Вследствие огромной сложности феодальной правовой системы изменения здесь происходят в различных, порой противоположных направлениях. Если регулирующее иерархические отношения сеньоров и вассалов право имеет тенденцию к сужению регулируемого круга отношений, то в церковном праве, равно как и в праве городов, развивается тенденция к универсализации, а в государственном праве – тенденция к разграничению в пространстве с другими политическими образованиями и к унификации права в пределах границ данного государства. В правовых системах античных городов мы можем, в свою очередь, заметить тенденции к универсализации действия права, к расширению сферы межличностного права и к сужению сферы социального права, к росту значения государства и договора. Платон, Аристотель и Полибий надеялись найти в современном им политическом праве круговорот форм правления от монархии – через аристократию и демократию (в различных формах) – к тирании, которая опять приводит к монархии и новому круговороту форм правления. Возможно, идея о такой циклической закономерности и была отчасти верной, но при двойной оговорке о том, что эта цикличность ограничивается исключительно правовым типом античных городов, и о том, что развившийся впоследствии цезаризм лишь в весьма незначительной степени связан с изначально существовавшей монархией.

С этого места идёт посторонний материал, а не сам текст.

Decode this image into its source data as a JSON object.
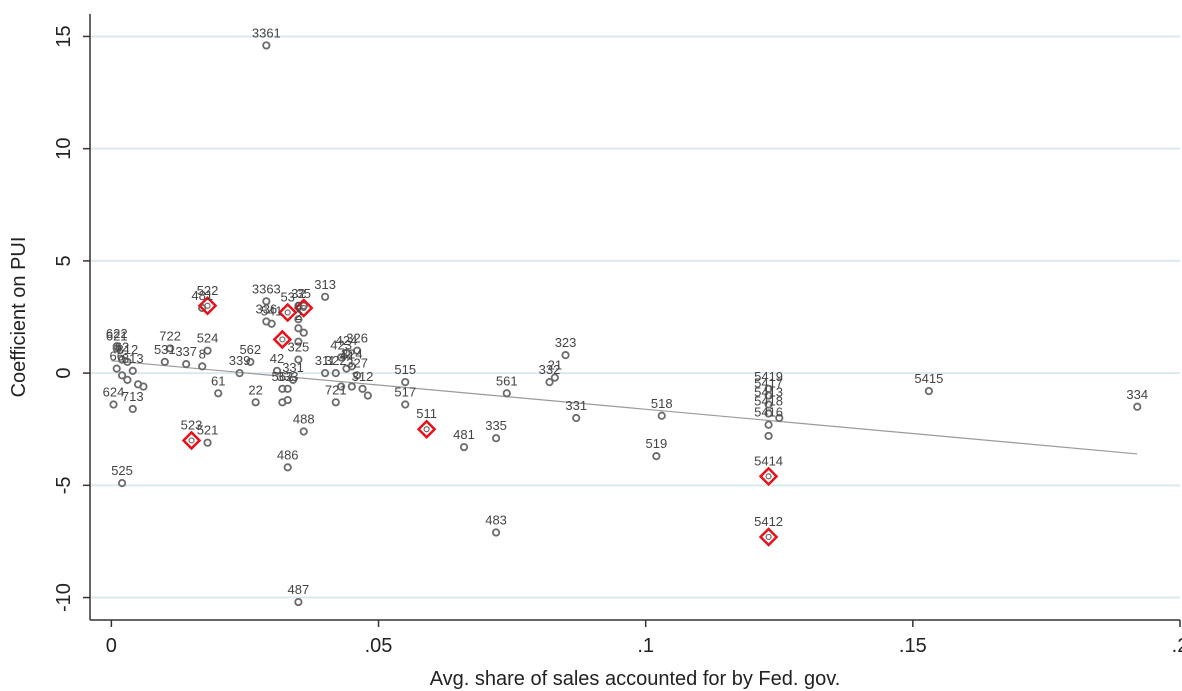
{
  "chart_data": {
    "type": "scatter",
    "title": "",
    "xlabel": "Avg. share of sales accounted for by Fed. gov.",
    "ylabel": "Coefficient on PUI",
    "xlim": [
      -0.004,
      0.2
    ],
    "ylim": [
      -11,
      16
    ],
    "x_ticks": [
      0,
      0.05,
      0.1,
      0.15,
      0.2
    ],
    "x_tick_labels": [
      "0",
      ".05",
      ".1",
      ".15",
      ".2"
    ],
    "y_ticks": [
      -10,
      -5,
      0,
      5,
      10,
      15
    ],
    "y_tick_labels": [
      "-10",
      "-5",
      "0",
      "5",
      "10",
      "15"
    ],
    "grid": "horizontal",
    "colors": {
      "grid": "#dbe9ef",
      "marker": "#6b6b6b",
      "highlight": "#e8111a",
      "fit": "#9a9a9a",
      "label": "#444444"
    },
    "fit_line": {
      "x": [
        0,
        0.192
      ],
      "y": [
        0.55,
        -3.6
      ]
    },
    "points": [
      {
        "x": 0.029,
        "y": 14.6,
        "label": "3361"
      },
      {
        "x": 0.029,
        "y": 3.2,
        "label": "3363"
      },
      {
        "x": 0.04,
        "y": 3.4,
        "label": "313"
      },
      {
        "x": 0.017,
        "y": 2.9,
        "label": "481"
      },
      {
        "x": 0.035,
        "y": 3.0,
        "label": "32"
      },
      {
        "x": 0.036,
        "y": 3.0,
        "label": "35"
      },
      {
        "x": 0.029,
        "y": 2.3,
        "label": "336"
      },
      {
        "x": 0.03,
        "y": 2.2,
        "label": "541"
      },
      {
        "x": 0.035,
        "y": 2.4,
        "label": "6"
      },
      {
        "x": 0.035,
        "y": 2.0,
        "label": "2"
      },
      {
        "x": 0.036,
        "y": 1.8,
        "label": ""
      },
      {
        "x": 0.035,
        "y": 1.4,
        "label": ""
      },
      {
        "x": 0.001,
        "y": 1.2,
        "label": "622"
      },
      {
        "x": 0.001,
        "y": 1.1,
        "label": "621"
      },
      {
        "x": 0.011,
        "y": 1.1,
        "label": "722"
      },
      {
        "x": 0.018,
        "y": 1.0,
        "label": "524"
      },
      {
        "x": 0.046,
        "y": 1.0,
        "label": "326"
      },
      {
        "x": 0.044,
        "y": 0.9,
        "label": "424"
      },
      {
        "x": 0.043,
        "y": 0.7,
        "label": "423"
      },
      {
        "x": 0.002,
        "y": 0.6,
        "label": "62"
      },
      {
        "x": 0.003,
        "y": 0.5,
        "label": "812"
      },
      {
        "x": 0.01,
        "y": 0.5,
        "label": "531"
      },
      {
        "x": 0.014,
        "y": 0.4,
        "label": "337"
      },
      {
        "x": 0.017,
        "y": 0.3,
        "label": "8"
      },
      {
        "x": 0.085,
        "y": 0.8,
        "label": "323"
      },
      {
        "x": 0.026,
        "y": 0.5,
        "label": "562"
      },
      {
        "x": 0.001,
        "y": 0.2,
        "label": "66"
      },
      {
        "x": 0.004,
        "y": 0.1,
        "label": "813"
      },
      {
        "x": 0.002,
        "y": -0.1,
        "label": ""
      },
      {
        "x": 0.003,
        "y": -0.3,
        "label": ""
      },
      {
        "x": 0.024,
        "y": 0.0,
        "label": "339"
      },
      {
        "x": 0.031,
        "y": 0.1,
        "label": "42"
      },
      {
        "x": 0.035,
        "y": 0.6,
        "label": "325"
      },
      {
        "x": 0.04,
        "y": 0.0,
        "label": "311"
      },
      {
        "x": 0.042,
        "y": 0.0,
        "label": "322"
      },
      {
        "x": 0.044,
        "y": 0.2,
        "label": "44"
      },
      {
        "x": 0.045,
        "y": 0.3,
        "label": "324"
      },
      {
        "x": 0.046,
        "y": -0.1,
        "label": "327"
      },
      {
        "x": 0.047,
        "y": -0.7,
        "label": "312"
      },
      {
        "x": 0.055,
        "y": -0.4,
        "label": "515"
      },
      {
        "x": 0.083,
        "y": -0.2,
        "label": "21"
      },
      {
        "x": 0.082,
        "y": -0.4,
        "label": "332"
      },
      {
        "x": 0.074,
        "y": -0.9,
        "label": "561"
      },
      {
        "x": 0.006,
        "y": -0.6,
        "label": ""
      },
      {
        "x": 0.005,
        "y": -0.5,
        "label": ""
      },
      {
        "x": 0.0004,
        "y": -1.4,
        "label": "624"
      },
      {
        "x": 0.004,
        "y": -1.6,
        "label": "713"
      },
      {
        "x": 0.02,
        "y": -0.9,
        "label": "61"
      },
      {
        "x": 0.027,
        "y": -1.3,
        "label": "22"
      },
      {
        "x": 0.032,
        "y": -0.7,
        "label": "562"
      },
      {
        "x": 0.033,
        "y": -0.7,
        "label": "333"
      },
      {
        "x": 0.034,
        "y": -0.3,
        "label": "331"
      },
      {
        "x": 0.042,
        "y": -1.3,
        "label": "721"
      },
      {
        "x": 0.043,
        "y": -0.6,
        "label": ""
      },
      {
        "x": 0.045,
        "y": -0.6,
        "label": ""
      },
      {
        "x": 0.048,
        "y": -1.0,
        "label": ""
      },
      {
        "x": 0.055,
        "y": -1.4,
        "label": "517"
      },
      {
        "x": 0.032,
        "y": -1.3,
        "label": ""
      },
      {
        "x": 0.033,
        "y": -1.2,
        "label": ""
      },
      {
        "x": 0.087,
        "y": -2.0,
        "label": "331"
      },
      {
        "x": 0.103,
        "y": -1.9,
        "label": "518"
      },
      {
        "x": 0.018,
        "y": -3.1,
        "label": "521"
      },
      {
        "x": 0.036,
        "y": -2.6,
        "label": "488"
      },
      {
        "x": 0.066,
        "y": -3.3,
        "label": "481"
      },
      {
        "x": 0.072,
        "y": -2.9,
        "label": "335"
      },
      {
        "x": 0.102,
        "y": -3.7,
        "label": "519"
      },
      {
        "x": 0.033,
        "y": -4.2,
        "label": "486"
      },
      {
        "x": 0.002,
        "y": -4.9,
        "label": "525"
      },
      {
        "x": 0.072,
        "y": -7.1,
        "label": "483"
      },
      {
        "x": 0.035,
        "y": -10.2,
        "label": "487"
      },
      {
        "x": 0.123,
        "y": -0.7,
        "label": "5419"
      },
      {
        "x": 0.123,
        "y": -1.0,
        "label": "5417"
      },
      {
        "x": 0.123,
        "y": -1.4,
        "label": "5413"
      },
      {
        "x": 0.123,
        "y": -1.8,
        "label": "5418"
      },
      {
        "x": 0.123,
        "y": -2.3,
        "label": "5416"
      },
      {
        "x": 0.123,
        "y": -2.8,
        "label": ""
      },
      {
        "x": 0.125,
        "y": -2.0,
        "label": ""
      },
      {
        "x": 0.153,
        "y": -0.8,
        "label": "5415"
      },
      {
        "x": 0.192,
        "y": -1.5,
        "label": "334"
      }
    ],
    "highlighted_points": [
      {
        "x": 0.018,
        "y": 3.0,
        "label": "522"
      },
      {
        "x": 0.033,
        "y": 2.7,
        "label": "53"
      },
      {
        "x": 0.036,
        "y": 2.9,
        "label": ""
      },
      {
        "x": 0.032,
        "y": 1.5,
        "label": ""
      },
      {
        "x": 0.015,
        "y": -3.0,
        "label": "523"
      },
      {
        "x": 0.059,
        "y": -2.5,
        "label": "511"
      },
      {
        "x": 0.123,
        "y": -4.6,
        "label": "5414"
      },
      {
        "x": 0.123,
        "y": -7.3,
        "label": "5412"
      }
    ]
  }
}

Основанная на превалировании территориального государства и автономии индивидуальной воли правовая система характеризуется следующими тенденциями. Во-первых, это прогрессивное развитие, ведущее к равенству прав, начиная с равенства перед политической властью, равенства перед законом и равенства в гражданских правах и кончая равенством в политических правах, включая и право на свободу. Во-вторых, здесь появляется тенденция к развитию рационального «естественного права», которое пытается предвосхитить реформы в позитивном праве (растущая роль утопии в праве). Как результат этих и иных второстепенных тенденций возникает все более возрастающий дисбаланс между правопорядком государства и системами правового регулирования хозяйственных обществ. В современной правовой системе, пребывающей сейчас в переходном состоянии, развиваются, как мы отметили выше, противоречивые тенденции к технократии, к основанному на централизации научно-плюралистическому демократическому коллективизму.

Очевидно, что здесь невозможно заранее указать на какую-либо доминирующую тенденцию. Хотя определенные тенденции несомненно проявляются в упадке закона и договора и все более усиливающемся движении назад к партикулярному правовому регулированию, эффективному только для определенного круга отношений, так же как и в известном усилении социального права за счет межличностного права. Здесь возрастает значение применяемого ad hoc социального права, а также интуитивного права за счет снижения значения писаного права. Далее, в рамках заранее сформулированного права усиливается влияние разного рода обычаев, социальных деклараций, судебной и иной практики, коллективных соглашений и т. п., что происходит за счет сужения сферы государственного правотворчества. Наконец, можно упомянуть и все более обостряющуюся борьбу между правопорядками различных социальных классов.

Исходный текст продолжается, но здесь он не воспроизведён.